Von Streiks zu großangelegten Mobilisierungen
Der Fall der georgischen Botenfahrer:innen zeigt, wie eine Gruppe, die sich in einer Krisenzeit gebildet hat, unter bestimmten Bedingungen mobilisieren kann und wie sich ihre Agenda im Laufe der Zeit zu etwas Größerem entwickeln kann. Nachdem ich sie besser kennengelernt und an mehreren Protesten mit ihnen teilgenommen hatte, schien mir eine Frage immer noch unbeantwortet: Warum Kurier:innen? Warum sind sie es, die bei jedem großen sozialen Protest in Tiflis auftauchen?
Die Antwort hat zwei Seiten. Erstens hat die Lieferindustrie, wie die Fahrer:innen selbst erklärten, einen neuen sozialen Raum für sie geschaffen, in dem sie miteinander interagieren und ihre Meinungen zu verschiedenen Themen austauschen konnten, wenn sie beispielsweise vor verschiedenen Restaurants auf die Zubereitung ihrer Bestellungen warteten. „Ich habe durch meine Tätigkeit als Kurier viele enge Freunde gefunden. Einer von ihnen wird sogar mein Trauzeuge bei meiner Hochzeit sein“, erzählte mir Rati. Die Kurier:innen betonten auch den bemerkenswerten Sinn für Solidarität, den sie füreinander haben; egal was passiert, sie würden einander nie in einer schwierigen Situation allein lassen, vor allem wenn einer von ihnen in einen Verkehrsunfall verwickelt wird oder ihr Moped kaputt geht. In gewissem Sinne hat die hohe Prekarität ihrer Arbeit ihr Bedürfnis, aufeinander aufzupassen, noch verstärkt.
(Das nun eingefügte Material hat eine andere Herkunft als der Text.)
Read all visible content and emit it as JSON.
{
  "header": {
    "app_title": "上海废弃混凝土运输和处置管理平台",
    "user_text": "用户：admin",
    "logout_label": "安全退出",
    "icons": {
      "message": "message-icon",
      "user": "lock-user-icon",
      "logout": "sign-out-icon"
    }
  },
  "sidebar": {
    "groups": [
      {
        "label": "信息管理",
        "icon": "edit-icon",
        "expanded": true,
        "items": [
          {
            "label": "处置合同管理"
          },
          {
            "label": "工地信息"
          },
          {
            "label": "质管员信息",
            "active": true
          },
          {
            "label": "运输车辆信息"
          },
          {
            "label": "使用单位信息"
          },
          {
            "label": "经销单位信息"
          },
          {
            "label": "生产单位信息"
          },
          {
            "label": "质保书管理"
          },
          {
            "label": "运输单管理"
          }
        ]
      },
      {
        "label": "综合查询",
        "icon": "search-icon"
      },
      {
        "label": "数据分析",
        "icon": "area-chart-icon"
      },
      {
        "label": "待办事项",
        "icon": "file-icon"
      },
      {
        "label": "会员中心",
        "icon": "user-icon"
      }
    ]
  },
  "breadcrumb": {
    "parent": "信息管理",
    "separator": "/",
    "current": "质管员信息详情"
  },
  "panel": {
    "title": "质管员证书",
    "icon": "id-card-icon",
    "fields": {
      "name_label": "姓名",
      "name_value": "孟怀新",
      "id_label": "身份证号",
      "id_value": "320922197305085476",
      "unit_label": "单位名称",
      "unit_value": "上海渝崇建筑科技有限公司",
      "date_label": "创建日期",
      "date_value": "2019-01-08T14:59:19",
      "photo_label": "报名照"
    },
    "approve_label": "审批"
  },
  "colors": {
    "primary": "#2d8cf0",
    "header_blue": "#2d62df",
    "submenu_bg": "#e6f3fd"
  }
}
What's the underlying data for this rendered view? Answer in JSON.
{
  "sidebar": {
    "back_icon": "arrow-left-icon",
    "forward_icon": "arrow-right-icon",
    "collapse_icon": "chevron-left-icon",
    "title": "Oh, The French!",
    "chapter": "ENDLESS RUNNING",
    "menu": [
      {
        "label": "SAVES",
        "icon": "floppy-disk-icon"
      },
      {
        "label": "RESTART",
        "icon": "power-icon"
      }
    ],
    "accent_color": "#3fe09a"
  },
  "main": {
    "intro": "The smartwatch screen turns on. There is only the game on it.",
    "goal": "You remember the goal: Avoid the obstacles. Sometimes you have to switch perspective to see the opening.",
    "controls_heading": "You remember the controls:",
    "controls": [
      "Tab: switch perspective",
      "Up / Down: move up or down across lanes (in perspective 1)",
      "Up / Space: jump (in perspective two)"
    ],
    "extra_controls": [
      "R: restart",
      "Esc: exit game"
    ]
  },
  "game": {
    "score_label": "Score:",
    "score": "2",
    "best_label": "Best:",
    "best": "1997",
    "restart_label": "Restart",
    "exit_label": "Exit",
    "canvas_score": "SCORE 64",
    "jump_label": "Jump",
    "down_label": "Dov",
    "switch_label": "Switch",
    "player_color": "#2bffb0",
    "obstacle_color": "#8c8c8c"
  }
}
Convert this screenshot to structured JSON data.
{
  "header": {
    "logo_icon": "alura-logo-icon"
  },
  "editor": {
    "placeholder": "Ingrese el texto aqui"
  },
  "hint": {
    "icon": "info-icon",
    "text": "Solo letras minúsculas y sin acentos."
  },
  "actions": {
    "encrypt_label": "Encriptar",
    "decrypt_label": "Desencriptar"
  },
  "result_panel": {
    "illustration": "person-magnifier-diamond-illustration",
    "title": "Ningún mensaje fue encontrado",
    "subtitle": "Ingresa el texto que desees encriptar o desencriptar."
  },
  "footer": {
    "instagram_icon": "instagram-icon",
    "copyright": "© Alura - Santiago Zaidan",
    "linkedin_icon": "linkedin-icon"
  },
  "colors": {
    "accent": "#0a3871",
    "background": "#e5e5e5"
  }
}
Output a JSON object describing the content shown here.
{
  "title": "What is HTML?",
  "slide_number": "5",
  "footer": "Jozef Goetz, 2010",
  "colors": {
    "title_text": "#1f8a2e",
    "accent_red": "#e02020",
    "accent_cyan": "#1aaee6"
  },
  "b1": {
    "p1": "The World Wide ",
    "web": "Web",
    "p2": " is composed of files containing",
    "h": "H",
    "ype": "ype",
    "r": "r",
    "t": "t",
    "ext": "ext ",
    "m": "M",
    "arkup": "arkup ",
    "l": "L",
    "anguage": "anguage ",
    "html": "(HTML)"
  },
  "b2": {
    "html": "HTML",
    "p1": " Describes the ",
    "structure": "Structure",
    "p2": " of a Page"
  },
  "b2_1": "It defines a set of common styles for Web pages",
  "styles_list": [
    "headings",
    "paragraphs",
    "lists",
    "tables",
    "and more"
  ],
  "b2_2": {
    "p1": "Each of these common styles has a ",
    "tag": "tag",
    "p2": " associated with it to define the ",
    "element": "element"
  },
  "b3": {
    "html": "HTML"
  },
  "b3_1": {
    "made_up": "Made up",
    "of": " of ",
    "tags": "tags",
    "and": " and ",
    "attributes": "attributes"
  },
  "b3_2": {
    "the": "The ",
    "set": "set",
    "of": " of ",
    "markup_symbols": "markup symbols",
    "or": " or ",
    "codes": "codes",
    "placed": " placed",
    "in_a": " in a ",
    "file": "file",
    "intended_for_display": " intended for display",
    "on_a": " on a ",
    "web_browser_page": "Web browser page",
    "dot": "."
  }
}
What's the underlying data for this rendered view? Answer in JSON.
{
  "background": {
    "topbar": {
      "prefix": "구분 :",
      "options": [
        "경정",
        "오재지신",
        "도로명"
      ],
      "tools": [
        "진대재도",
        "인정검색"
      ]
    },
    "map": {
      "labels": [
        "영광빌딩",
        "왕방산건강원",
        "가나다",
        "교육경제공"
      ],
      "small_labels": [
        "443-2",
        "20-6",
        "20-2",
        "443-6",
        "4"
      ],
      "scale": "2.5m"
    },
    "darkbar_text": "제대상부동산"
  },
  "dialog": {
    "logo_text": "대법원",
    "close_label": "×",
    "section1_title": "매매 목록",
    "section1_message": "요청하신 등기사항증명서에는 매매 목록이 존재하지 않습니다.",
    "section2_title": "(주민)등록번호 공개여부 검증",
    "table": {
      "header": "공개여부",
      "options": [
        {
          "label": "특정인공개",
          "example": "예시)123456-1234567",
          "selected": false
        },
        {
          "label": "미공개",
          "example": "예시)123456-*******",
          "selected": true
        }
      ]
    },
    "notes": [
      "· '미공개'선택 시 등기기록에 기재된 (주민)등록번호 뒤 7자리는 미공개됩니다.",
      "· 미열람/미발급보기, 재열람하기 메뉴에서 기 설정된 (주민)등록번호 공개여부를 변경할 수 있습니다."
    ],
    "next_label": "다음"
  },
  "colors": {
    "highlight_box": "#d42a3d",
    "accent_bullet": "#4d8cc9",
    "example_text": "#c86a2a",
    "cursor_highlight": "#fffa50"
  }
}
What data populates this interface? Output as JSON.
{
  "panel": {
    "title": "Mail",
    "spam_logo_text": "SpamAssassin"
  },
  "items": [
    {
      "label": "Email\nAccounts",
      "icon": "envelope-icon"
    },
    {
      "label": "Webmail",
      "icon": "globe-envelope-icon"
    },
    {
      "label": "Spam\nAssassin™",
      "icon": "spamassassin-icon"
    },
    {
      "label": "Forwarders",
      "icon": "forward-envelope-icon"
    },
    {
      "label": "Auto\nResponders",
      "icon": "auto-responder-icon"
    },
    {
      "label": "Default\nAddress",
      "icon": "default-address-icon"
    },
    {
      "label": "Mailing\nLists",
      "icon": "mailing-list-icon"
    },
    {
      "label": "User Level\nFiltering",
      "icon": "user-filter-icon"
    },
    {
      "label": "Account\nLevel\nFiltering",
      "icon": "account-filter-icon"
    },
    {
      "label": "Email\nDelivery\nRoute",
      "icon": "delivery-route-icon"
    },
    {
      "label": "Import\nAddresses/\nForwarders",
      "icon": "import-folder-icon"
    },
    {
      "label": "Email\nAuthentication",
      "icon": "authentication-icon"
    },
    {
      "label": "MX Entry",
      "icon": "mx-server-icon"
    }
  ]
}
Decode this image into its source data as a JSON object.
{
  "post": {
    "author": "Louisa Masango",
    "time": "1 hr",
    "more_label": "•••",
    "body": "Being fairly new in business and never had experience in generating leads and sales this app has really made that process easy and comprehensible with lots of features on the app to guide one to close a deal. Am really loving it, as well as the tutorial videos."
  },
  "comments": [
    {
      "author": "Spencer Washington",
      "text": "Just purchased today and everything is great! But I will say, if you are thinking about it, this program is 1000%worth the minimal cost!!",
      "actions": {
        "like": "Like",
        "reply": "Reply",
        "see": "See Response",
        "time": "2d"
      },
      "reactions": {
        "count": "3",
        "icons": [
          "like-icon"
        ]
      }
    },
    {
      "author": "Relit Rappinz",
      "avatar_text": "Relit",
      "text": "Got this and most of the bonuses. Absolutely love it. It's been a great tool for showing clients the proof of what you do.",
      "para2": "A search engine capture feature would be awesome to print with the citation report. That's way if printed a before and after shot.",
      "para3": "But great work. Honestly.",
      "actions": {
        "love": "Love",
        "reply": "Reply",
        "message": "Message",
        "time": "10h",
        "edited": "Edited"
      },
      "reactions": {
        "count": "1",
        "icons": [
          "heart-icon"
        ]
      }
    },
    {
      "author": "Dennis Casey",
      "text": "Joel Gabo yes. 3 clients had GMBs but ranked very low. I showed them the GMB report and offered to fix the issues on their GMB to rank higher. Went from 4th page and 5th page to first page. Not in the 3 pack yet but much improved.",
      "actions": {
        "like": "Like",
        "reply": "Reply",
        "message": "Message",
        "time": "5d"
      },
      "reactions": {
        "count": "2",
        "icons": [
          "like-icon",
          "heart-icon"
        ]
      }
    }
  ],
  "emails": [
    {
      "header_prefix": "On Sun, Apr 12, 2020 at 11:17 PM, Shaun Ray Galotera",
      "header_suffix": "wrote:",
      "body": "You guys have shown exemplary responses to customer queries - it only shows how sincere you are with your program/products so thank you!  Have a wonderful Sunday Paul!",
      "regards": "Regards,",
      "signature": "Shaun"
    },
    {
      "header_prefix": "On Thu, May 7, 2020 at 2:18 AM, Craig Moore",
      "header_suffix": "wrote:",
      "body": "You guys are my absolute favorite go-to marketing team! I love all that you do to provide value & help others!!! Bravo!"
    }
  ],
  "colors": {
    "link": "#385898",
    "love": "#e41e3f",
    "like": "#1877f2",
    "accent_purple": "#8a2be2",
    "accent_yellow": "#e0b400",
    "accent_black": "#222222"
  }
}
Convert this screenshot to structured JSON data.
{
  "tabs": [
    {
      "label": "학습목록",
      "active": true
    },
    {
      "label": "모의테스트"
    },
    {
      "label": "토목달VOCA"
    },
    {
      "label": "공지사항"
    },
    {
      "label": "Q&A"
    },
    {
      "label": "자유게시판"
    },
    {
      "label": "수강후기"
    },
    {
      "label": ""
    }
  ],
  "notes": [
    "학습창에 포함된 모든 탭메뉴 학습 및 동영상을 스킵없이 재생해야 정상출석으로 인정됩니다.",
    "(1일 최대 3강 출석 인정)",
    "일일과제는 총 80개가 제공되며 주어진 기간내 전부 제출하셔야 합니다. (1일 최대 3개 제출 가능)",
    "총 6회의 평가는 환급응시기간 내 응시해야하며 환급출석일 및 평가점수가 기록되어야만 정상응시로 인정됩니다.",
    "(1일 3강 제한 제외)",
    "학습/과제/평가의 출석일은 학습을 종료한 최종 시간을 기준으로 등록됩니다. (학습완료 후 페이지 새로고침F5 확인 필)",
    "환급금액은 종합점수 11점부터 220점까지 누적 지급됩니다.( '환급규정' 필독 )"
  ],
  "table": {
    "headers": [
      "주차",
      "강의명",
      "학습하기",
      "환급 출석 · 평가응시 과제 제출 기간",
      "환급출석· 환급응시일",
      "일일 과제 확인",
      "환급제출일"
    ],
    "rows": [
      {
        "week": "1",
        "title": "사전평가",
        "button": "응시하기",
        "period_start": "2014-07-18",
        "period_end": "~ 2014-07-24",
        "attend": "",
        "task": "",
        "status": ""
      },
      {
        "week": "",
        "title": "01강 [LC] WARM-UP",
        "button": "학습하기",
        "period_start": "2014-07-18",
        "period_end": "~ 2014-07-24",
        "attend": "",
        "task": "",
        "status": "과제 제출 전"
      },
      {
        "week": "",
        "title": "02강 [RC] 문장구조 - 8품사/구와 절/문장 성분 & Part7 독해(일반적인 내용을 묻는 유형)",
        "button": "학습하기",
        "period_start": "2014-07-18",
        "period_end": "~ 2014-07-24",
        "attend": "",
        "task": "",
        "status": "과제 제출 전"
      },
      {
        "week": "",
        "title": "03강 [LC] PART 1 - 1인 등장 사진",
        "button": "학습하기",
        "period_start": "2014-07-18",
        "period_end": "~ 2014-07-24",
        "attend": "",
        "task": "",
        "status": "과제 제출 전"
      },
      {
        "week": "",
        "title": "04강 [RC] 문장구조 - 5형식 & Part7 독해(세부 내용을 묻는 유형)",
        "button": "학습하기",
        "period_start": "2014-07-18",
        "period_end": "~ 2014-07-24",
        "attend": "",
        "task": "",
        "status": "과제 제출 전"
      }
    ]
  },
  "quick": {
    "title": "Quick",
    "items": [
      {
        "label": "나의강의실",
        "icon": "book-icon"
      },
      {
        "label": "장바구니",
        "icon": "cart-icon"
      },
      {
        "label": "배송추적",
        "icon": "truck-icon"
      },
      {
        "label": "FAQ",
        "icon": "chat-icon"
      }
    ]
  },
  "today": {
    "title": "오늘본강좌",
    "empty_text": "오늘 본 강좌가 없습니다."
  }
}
Zweitens macht sie die Tatsache, dass sie mobil und kakophonisch sind, sichtbarer und schafft ein gewisses Maß an Gruppenzugehörigkeit. Mit Blick auf die Solidaritätskundgebung für die Ukraine sagte Elene: „Der Lärm macht uns stärker. Wir können mit diesem Lärm viele Dinge tun, nicht nur Solidarität zeigen. Wir können tatsächlich etwas verändern. Und ich hoffe, das werden wir auch.“ Das Hupen und die Motorengeräusche wurden zur Besonderheit des Aktivismus der Kurierfahrer:innen in Tiflis, der bis heute anhält.
NANA KOBIDZE ist Sozialanthropologin aus Tiflis, Georgien, und promoviert derzeit in Soziologie und Sozialanthropologie an der Central European University in Wien. Zu ihren Forschungsinteressen gehören Mobilität, soziale Bewegungen, Gouvernementalität und Nationenbildung im Südkaukasus. Neben der Sozialforschung hat Nana bei ethnografischen Filmprojekten Regie geführt.